WASHINGTON, D.C. — Revisions in the Water Resources Reform and Development Act of 2014, which President Barack Obama signed into law Tuesday, modify federal environmental rules that help farmers across Maine, according to U.S. Sen. Angus King.
Specifically, the modification — co-sponsored by King — shields Maine farmers from having to comply with Environmental Protection Agency rules aimed at large-scale oil companies, according to a statement issued by the independent Maine senator. The issue was raised by Maine potato farmers during a meeting with King last year.
“It’s just common sense — when we see a regulation aimed at one industry inadvertently impacting another, we fix it. And that’s what we did,” King said in the release. “As a result, farmers across Maine won’t have to worry about purchasing new, expensive equipment or hiring a consultant to design a plan they don’t even need. Instead, they can continue to do what they do best — grow local, fresh food and help drive economic activity.”

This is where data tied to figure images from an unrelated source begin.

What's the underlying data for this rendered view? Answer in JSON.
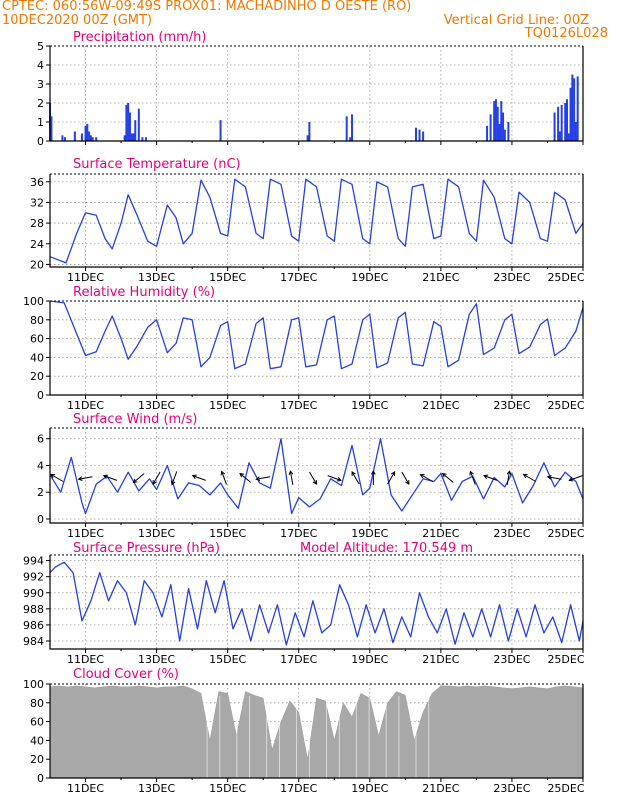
{
  "header": {
    "left_line1": "CPTEC:   060:56W-09:49S   PROX01: MACHADINHO D OESTE (RO)",
    "left_line2": "10DEC2020 00Z (GMT)",
    "right_line2": "Vertical Grid Line: 00Z",
    "right_line3": "TQ0126L028"
  },
  "colors": {
    "header": "#f07800",
    "titles": "#e6007e",
    "series": "#2540e6",
    "cloud": "#a8a8a8",
    "arrows": "#000000"
  },
  "x_axis": {
    "start": "10DEC2020 00Z",
    "end": "25DEC2020 00Z",
    "tick_labels": [
      "11DEC",
      "13DEC",
      "15DEC",
      "17DEC",
      "19DEC",
      "21DEC",
      "23DEC",
      "25DEC"
    ],
    "tick_days": [
      11,
      13,
      15,
      17,
      19,
      21,
      23,
      25
    ]
  },
  "chart_data": [
    {
      "id": "precip",
      "type": "bar",
      "title": "Precipitation (mm/h)",
      "ylim": [
        0,
        5
      ],
      "yticks": [
        0,
        1,
        2,
        3,
        4,
        5
      ],
      "show_xticklabels": false,
      "series": [
        {
          "x": [
            10.0,
            10.04,
            10.35,
            10.42,
            10.7,
            10.9,
            11.0,
            11.05,
            11.1,
            11.15,
            11.2,
            11.3,
            12.1,
            12.15,
            12.2,
            12.25,
            12.3,
            12.35,
            12.4,
            12.5,
            12.6,
            12.7,
            14.8,
            17.25,
            17.3,
            18.35,
            18.45,
            18.5,
            20.3,
            20.4,
            20.5,
            22.3,
            22.4,
            22.5,
            22.55,
            22.6,
            22.65,
            22.7,
            22.75,
            22.8,
            22.9,
            24.2,
            24.3,
            24.35,
            24.4,
            24.5,
            24.55,
            24.6,
            24.65,
            24.7,
            24.75,
            24.8,
            24.85
          ],
          "y": [
            2.0,
            1.3,
            0.3,
            0.2,
            0.5,
            0.4,
            0.8,
            0.9,
            0.5,
            0.3,
            0.2,
            0.2,
            0.3,
            1.9,
            2.0,
            1.5,
            0.4,
            0.4,
            1.1,
            1.7,
            0.2,
            0.2,
            1.1,
            0.3,
            1.0,
            1.3,
            0.2,
            1.4,
            0.7,
            0.6,
            0.5,
            0.8,
            1.4,
            2.1,
            2.2,
            1.8,
            0.9,
            2.1,
            1.5,
            0.6,
            1.0,
            1.5,
            1.8,
            0.5,
            1.9,
            2.0,
            2.2,
            0.4,
            2.8,
            3.5,
            3.3,
            1.0,
            3.4
          ]
        }
      ]
    },
    {
      "id": "temp",
      "type": "line",
      "title": "Surface Temperature (nC)",
      "ylim": [
        19.5,
        37.5
      ],
      "yticks": [
        20,
        24,
        28,
        32,
        36
      ],
      "show_xticklabels": true,
      "series": [
        {
          "x": [
            10.0,
            10.45,
            10.75,
            11.0,
            11.3,
            11.55,
            11.75,
            12.0,
            12.2,
            12.45,
            12.75,
            13.0,
            13.3,
            13.55,
            13.75,
            14.0,
            14.25,
            14.5,
            14.8,
            15.0,
            15.2,
            15.5,
            15.8,
            16.0,
            16.2,
            16.5,
            16.8,
            17.0,
            17.2,
            17.5,
            17.8,
            18.0,
            18.2,
            18.5,
            18.8,
            19.0,
            19.2,
            19.5,
            19.8,
            20.0,
            20.2,
            20.5,
            20.8,
            21.0,
            21.2,
            21.5,
            21.8,
            22.0,
            22.2,
            22.5,
            22.8,
            23.0,
            23.2,
            23.5,
            23.8,
            24.0,
            24.2,
            24.5,
            24.8,
            25.0
          ],
          "y": [
            21.5,
            20.3,
            26.0,
            30.0,
            29.5,
            25.0,
            23.0,
            28.0,
            33.5,
            29.5,
            24.5,
            23.5,
            31.5,
            29.0,
            24.0,
            26.0,
            36.3,
            33.0,
            26.0,
            25.5,
            36.5,
            35.0,
            26.0,
            25.0,
            36.5,
            35.5,
            25.5,
            24.5,
            36.5,
            35.0,
            25.5,
            24.5,
            36.5,
            35.5,
            25.0,
            24.0,
            36.0,
            35.0,
            25.0,
            23.5,
            35.0,
            35.5,
            25.0,
            25.5,
            36.5,
            35.0,
            26.0,
            24.5,
            36.3,
            33.0,
            25.0,
            24.0,
            34.0,
            32.0,
            25.0,
            24.5,
            34.0,
            32.5,
            26.0,
            28.0
          ]
        }
      ]
    },
    {
      "id": "rh",
      "type": "line",
      "title": "Relative Humidity (%)",
      "ylim": [
        0,
        100
      ],
      "yticks": [
        0,
        20,
        40,
        60,
        80,
        100
      ],
      "show_xticklabels": true,
      "series": [
        {
          "x": [
            10.0,
            10.4,
            10.75,
            11.0,
            11.3,
            11.55,
            11.75,
            12.0,
            12.2,
            12.45,
            12.75,
            13.0,
            13.3,
            13.55,
            13.75,
            14.0,
            14.25,
            14.5,
            14.8,
            15.0,
            15.2,
            15.5,
            15.8,
            16.0,
            16.2,
            16.5,
            16.8,
            17.0,
            17.2,
            17.5,
            17.8,
            18.0,
            18.2,
            18.5,
            18.8,
            19.0,
            19.2,
            19.5,
            19.8,
            20.0,
            20.2,
            20.5,
            20.8,
            21.0,
            21.2,
            21.5,
            21.8,
            22.0,
            22.2,
            22.5,
            22.8,
            23.0,
            23.2,
            23.5,
            23.8,
            24.0,
            24.2,
            24.5,
            24.8,
            25.0
          ],
          "y": [
            100,
            98,
            65,
            42,
            46,
            68,
            84,
            60,
            38,
            52,
            72,
            80,
            45,
            55,
            82,
            80,
            30,
            40,
            74,
            78,
            28,
            33,
            76,
            82,
            28,
            30,
            80,
            82,
            30,
            32,
            80,
            84,
            28,
            33,
            80,
            86,
            29,
            34,
            82,
            88,
            33,
            31,
            78,
            73,
            30,
            37,
            86,
            97,
            43,
            50,
            80,
            86,
            44,
            51,
            75,
            81,
            42,
            50,
            68,
            93
          ]
        }
      ]
    },
    {
      "id": "wind",
      "type": "line",
      "title": "Surface Wind (m/s)",
      "ylim": [
        -0.3,
        6.8
      ],
      "yticks": [
        0,
        2,
        4,
        6
      ],
      "show_xticklabels": true,
      "series": [
        {
          "x": [
            10.0,
            10.3,
            10.6,
            10.9,
            11.0,
            11.3,
            11.6,
            11.9,
            12.2,
            12.5,
            12.8,
            13.0,
            13.3,
            13.6,
            13.9,
            14.2,
            14.5,
            14.8,
            15.0,
            15.3,
            15.6,
            15.9,
            16.2,
            16.5,
            16.8,
            17.0,
            17.3,
            17.6,
            17.9,
            18.2,
            18.5,
            18.8,
            19.0,
            19.3,
            19.6,
            19.9,
            20.2,
            20.5,
            20.8,
            21.0,
            21.3,
            21.6,
            21.9,
            22.2,
            22.5,
            22.8,
            23.0,
            23.3,
            23.6,
            23.9,
            24.2,
            24.5,
            24.8,
            25.0
          ],
          "y": [
            3.3,
            2.0,
            4.6,
            1.2,
            0.4,
            2.6,
            3.2,
            2.0,
            3.5,
            2.1,
            3.0,
            2.2,
            4.0,
            1.5,
            2.7,
            2.5,
            1.8,
            2.7,
            1.8,
            0.8,
            4.2,
            2.7,
            2.3,
            6.0,
            0.4,
            1.6,
            0.9,
            1.5,
            3.0,
            2.5,
            5.5,
            1.8,
            2.3,
            6.0,
            1.8,
            0.6,
            1.8,
            3.0,
            2.8,
            3.4,
            1.4,
            2.8,
            3.2,
            1.5,
            3.1,
            2.4,
            3.4,
            1.2,
            2.5,
            4.2,
            2.4,
            3.5,
            2.8,
            1.5
          ]
        }
      ],
      "arrow_days": [
        10.2,
        11.0,
        11.7,
        12.5,
        13.0,
        13.5,
        14.2,
        14.9,
        15.5,
        16.0,
        16.8,
        17.4,
        18.0,
        18.6,
        19.1,
        19.6,
        20.0,
        20.6,
        21.2,
        21.9,
        22.4,
        22.9,
        23.5,
        24.2,
        24.8
      ],
      "arrow_dirs_deg": [
        210,
        170,
        200,
        140,
        120,
        110,
        200,
        250,
        220,
        170,
        260,
        60,
        20,
        240,
        270,
        300,
        60,
        210,
        220,
        250,
        200,
        280,
        210,
        190,
        160
      ]
    },
    {
      "id": "pressure",
      "type": "line",
      "title": "Surface Pressure (hPa)",
      "annotation": "Model Altitude: 170.549 m",
      "ylim": [
        983.0,
        994.7
      ],
      "yticks": [
        984,
        986,
        988,
        990,
        992,
        994
      ],
      "show_xticklabels": true,
      "series": [
        {
          "x": [
            10.0,
            10.15,
            10.4,
            10.65,
            10.9,
            11.15,
            11.4,
            11.65,
            11.9,
            12.15,
            12.4,
            12.65,
            12.9,
            13.15,
            13.4,
            13.65,
            13.9,
            14.15,
            14.4,
            14.65,
            14.9,
            15.15,
            15.4,
            15.65,
            15.9,
            16.15,
            16.4,
            16.65,
            16.9,
            17.15,
            17.4,
            17.65,
            17.9,
            18.15,
            18.4,
            18.65,
            18.9,
            19.15,
            19.4,
            19.65,
            19.9,
            20.15,
            20.4,
            20.65,
            20.9,
            21.15,
            21.4,
            21.65,
            21.9,
            22.15,
            22.4,
            22.65,
            22.9,
            23.15,
            23.4,
            23.65,
            23.9,
            24.15,
            24.4,
            24.65,
            24.9,
            25.0
          ],
          "y": [
            992.5,
            993.2,
            993.8,
            992.5,
            986.5,
            989.0,
            992.5,
            989.0,
            991.5,
            990.0,
            986.0,
            991.5,
            990.0,
            987.0,
            991.0,
            984.0,
            990.5,
            985.5,
            991.5,
            987.5,
            991.5,
            985.5,
            988.0,
            984.0,
            988.5,
            985.0,
            988.5,
            983.5,
            987.5,
            984.5,
            989.0,
            985.0,
            986.0,
            991.0,
            988.5,
            984.5,
            988.5,
            985.0,
            988.0,
            983.8,
            987.0,
            984.5,
            990.0,
            987.0,
            985.0,
            988.0,
            983.6,
            987.5,
            984.5,
            988.0,
            984.5,
            988.5,
            984.0,
            988.0,
            984.5,
            988.5,
            985.0,
            987.0,
            983.8,
            988.5,
            984.0,
            986.5
          ]
        }
      ]
    },
    {
      "id": "cloud",
      "type": "area",
      "title": "Cloud Cover (%)",
      "ylim": [
        0,
        100
      ],
      "yticks": [
        0,
        20,
        40,
        60,
        80,
        100
      ],
      "show_xticklabels": true,
      "series": [
        {
          "x": [
            10.0,
            10.25,
            10.5,
            10.75,
            11.0,
            11.25,
            11.5,
            11.75,
            12.0,
            12.25,
            12.5,
            12.75,
            13.0,
            13.25,
            13.5,
            13.75,
            14.0,
            14.25,
            14.5,
            14.75,
            15.0,
            15.25,
            15.5,
            15.75,
            16.0,
            16.25,
            16.5,
            16.75,
            17.0,
            17.25,
            17.5,
            17.75,
            18.0,
            18.25,
            18.5,
            18.75,
            19.0,
            19.25,
            19.5,
            19.75,
            20.0,
            20.25,
            20.5,
            20.75,
            21.0,
            21.25,
            21.5,
            21.75,
            22.0,
            22.25,
            22.5,
            22.75,
            23.0,
            23.25,
            23.5,
            23.75,
            24.0,
            24.25,
            24.5,
            24.75,
            25.0
          ],
          "y": [
            97,
            98,
            97,
            98,
            97,
            96,
            97,
            98,
            97,
            97,
            98,
            97,
            96,
            97,
            97,
            98,
            95,
            90,
            40,
            92,
            90,
            45,
            92,
            88,
            85,
            30,
            60,
            82,
            70,
            20,
            85,
            82,
            40,
            80,
            65,
            90,
            85,
            45,
            80,
            92,
            88,
            40,
            70,
            90,
            98,
            98,
            97,
            98,
            97,
            98,
            97,
            96,
            95,
            96,
            97,
            96,
            95,
            97,
            98,
            97,
            96
          ]
        }
      ]
    }
  ]
}
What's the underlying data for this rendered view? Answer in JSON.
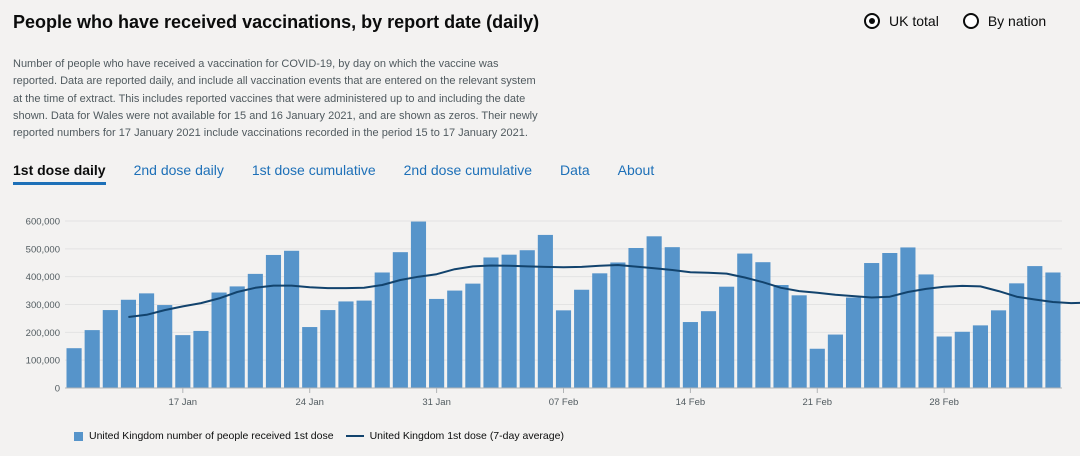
{
  "title": "People who have received vaccinations, by report date (daily)",
  "radios": [
    {
      "label": "UK total",
      "checked": true
    },
    {
      "label": "By nation",
      "checked": false
    }
  ],
  "description": "Number of people who have received a vaccination for COVID-19, by day on which the vaccine was reported. Data are reported daily, and include all vaccination events that are entered on the relevant system at the time of extract. This includes reported vaccines that were administered up to and including the date shown. Data for Wales were not available for 15 and 16 January 2021, and are shown as zeros. Their newly reported numbers for 17 January 2021 include vaccinations recorded in the period 15 to 17 January 2021.",
  "tabs": [
    "1st dose daily",
    "2nd dose daily",
    "1st dose cumulative",
    "2nd dose cumulative",
    "Data",
    "About"
  ],
  "active_tab": 0,
  "colors": {
    "bar": "#5694ca",
    "line": "#12436d",
    "grid": "#e3e3e3",
    "tick": "#505a5f"
  },
  "chart_data": {
    "type": "bar",
    "title": "People who have received vaccinations, by report date (daily)",
    "ylim": [
      0,
      600000
    ],
    "yticks": [
      0,
      100000,
      200000,
      300000,
      400000,
      500000,
      600000
    ],
    "ytick_labels": [
      "0",
      "100,000",
      "200,000",
      "300,000",
      "400,000",
      "500,000",
      "600,000"
    ],
    "xtick_labels": [
      {
        "index": 6,
        "label": "17 Jan"
      },
      {
        "index": 13,
        "label": "24 Jan"
      },
      {
        "index": 20,
        "label": "31 Jan"
      },
      {
        "index": 27,
        "label": "07 Feb"
      },
      {
        "index": 34,
        "label": "14 Feb"
      },
      {
        "index": 41,
        "label": "21 Feb"
      },
      {
        "index": 48,
        "label": "28 Feb"
      }
    ],
    "series": [
      {
        "name": "United Kingdom number of people received 1st dose",
        "kind": "bar",
        "values": [
          143000,
          208000,
          280000,
          317000,
          340000,
          298000,
          190000,
          205000,
          343000,
          365000,
          410000,
          478000,
          493000,
          219000,
          280000,
          311000,
          314000,
          415000,
          488000,
          598000,
          320000,
          350000,
          375000,
          469000,
          479000,
          495000,
          550000,
          279000,
          353000,
          412000,
          451000,
          503000,
          545000,
          506000,
          237000,
          276000,
          364000,
          483000,
          452000,
          370000,
          333000,
          141000,
          192000,
          325000,
          449000,
          485000,
          505000,
          408000,
          185000,
          202000,
          225000,
          279000,
          376000,
          438000,
          415000
        ]
      },
      {
        "name": "United Kingdom 1st dose (7-day average)",
        "kind": "line",
        "start_index": 3,
        "values": [
          255000,
          263000,
          280000,
          293000,
          305000,
          322000,
          345000,
          360000,
          368000,
          368000,
          362000,
          359000,
          359000,
          360000,
          370000,
          388000,
          400000,
          409000,
          427000,
          437000,
          440000,
          439000,
          437000,
          435000,
          434000,
          435000,
          439000,
          442000,
          436000,
          430000,
          424000,
          416000,
          414000,
          411000,
          397000,
          380000,
          360000,
          348000,
          342000,
          335000,
          330000,
          325000,
          328000,
          345000,
          356000,
          364000,
          367000,
          365000,
          348000,
          328000,
          318000,
          309000,
          305000,
          307000
        ]
      }
    ]
  }
}
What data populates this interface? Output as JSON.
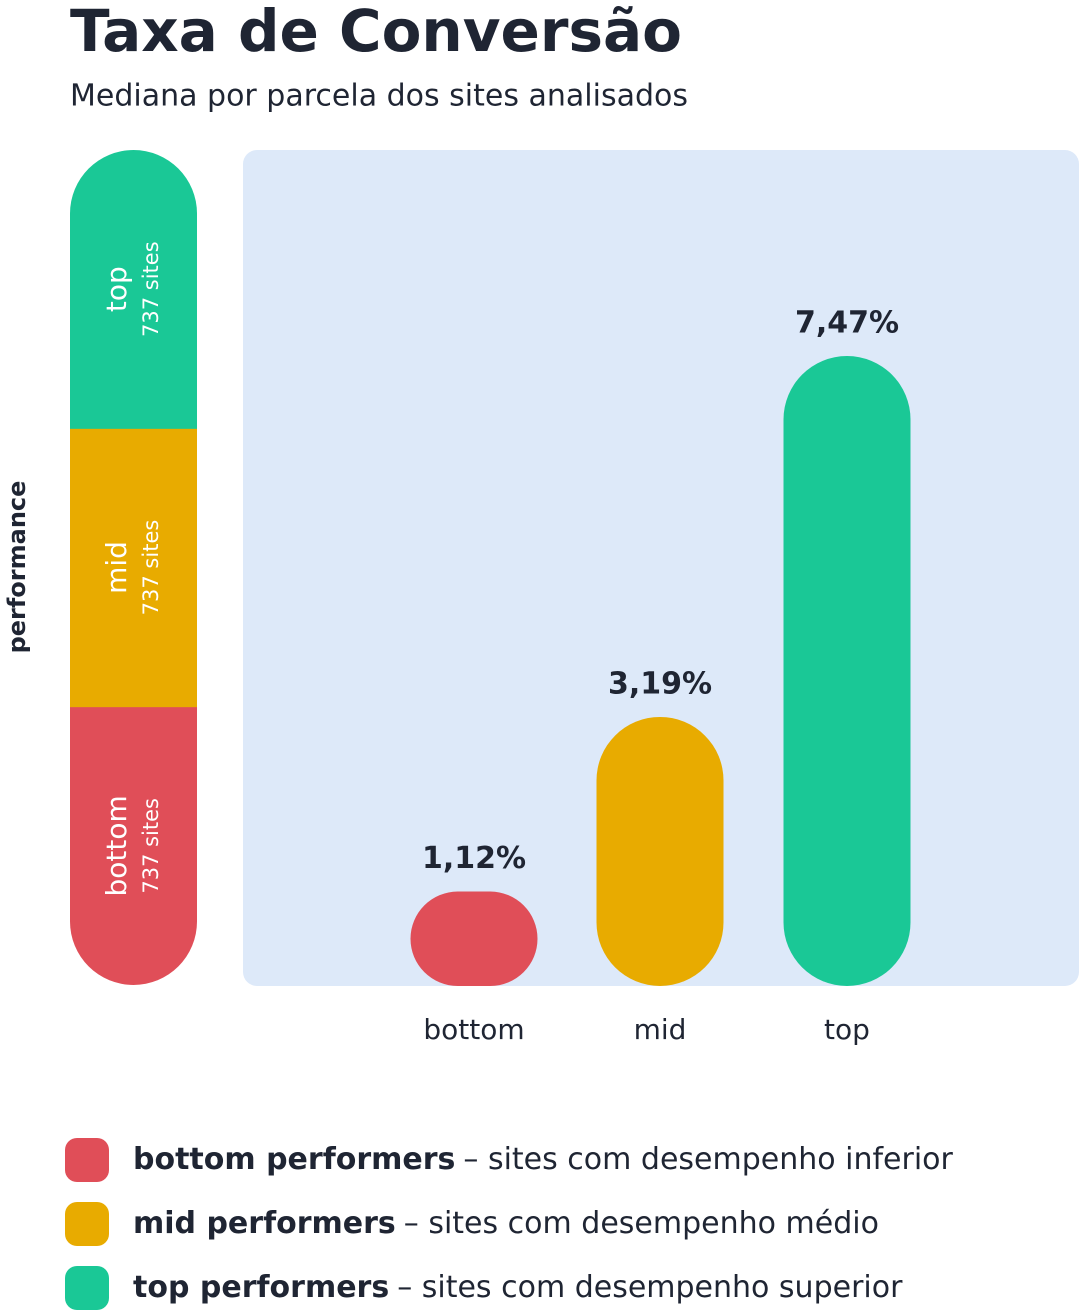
{
  "chart_data": {
    "type": "bar",
    "title": "Taxa de Conversão",
    "subtitle": "Mediana por parcela dos sites analisados",
    "categories": [
      "bottom",
      "mid",
      "top"
    ],
    "values": [
      1.12,
      3.19,
      7.47
    ],
    "value_labels": [
      "1,12%",
      "3,19%",
      "7,47%"
    ],
    "colors": [
      "#e04e58",
      "#e8ab00",
      "#1ac896"
    ],
    "performance_bar": {
      "label": "performance",
      "segments": [
        {
          "name": "bottom",
          "count": "737 sites"
        },
        {
          "name": "mid",
          "count": "737 sites"
        },
        {
          "name": "top",
          "count": "737 sites"
        }
      ]
    },
    "legend": [
      {
        "name": "bottom performers",
        "description": "– sites com desempenho inferior"
      },
      {
        "name": "mid performers",
        "description": "– sites com desempenho médio"
      },
      {
        "name": "top performers",
        "description": "– sites com desempenho superior"
      }
    ]
  }
}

Without the modification, many farmers in Maine and around the country who have oil and gas tanks on their farms would have been required to hire a certified professional engineer to design a spill prevention control and countermeasure plan, like major oil refineries. It also would have required farmers to purchase new capital equipment to comply with the rule, including dual containment tanks on farm trucks and fuel storage units.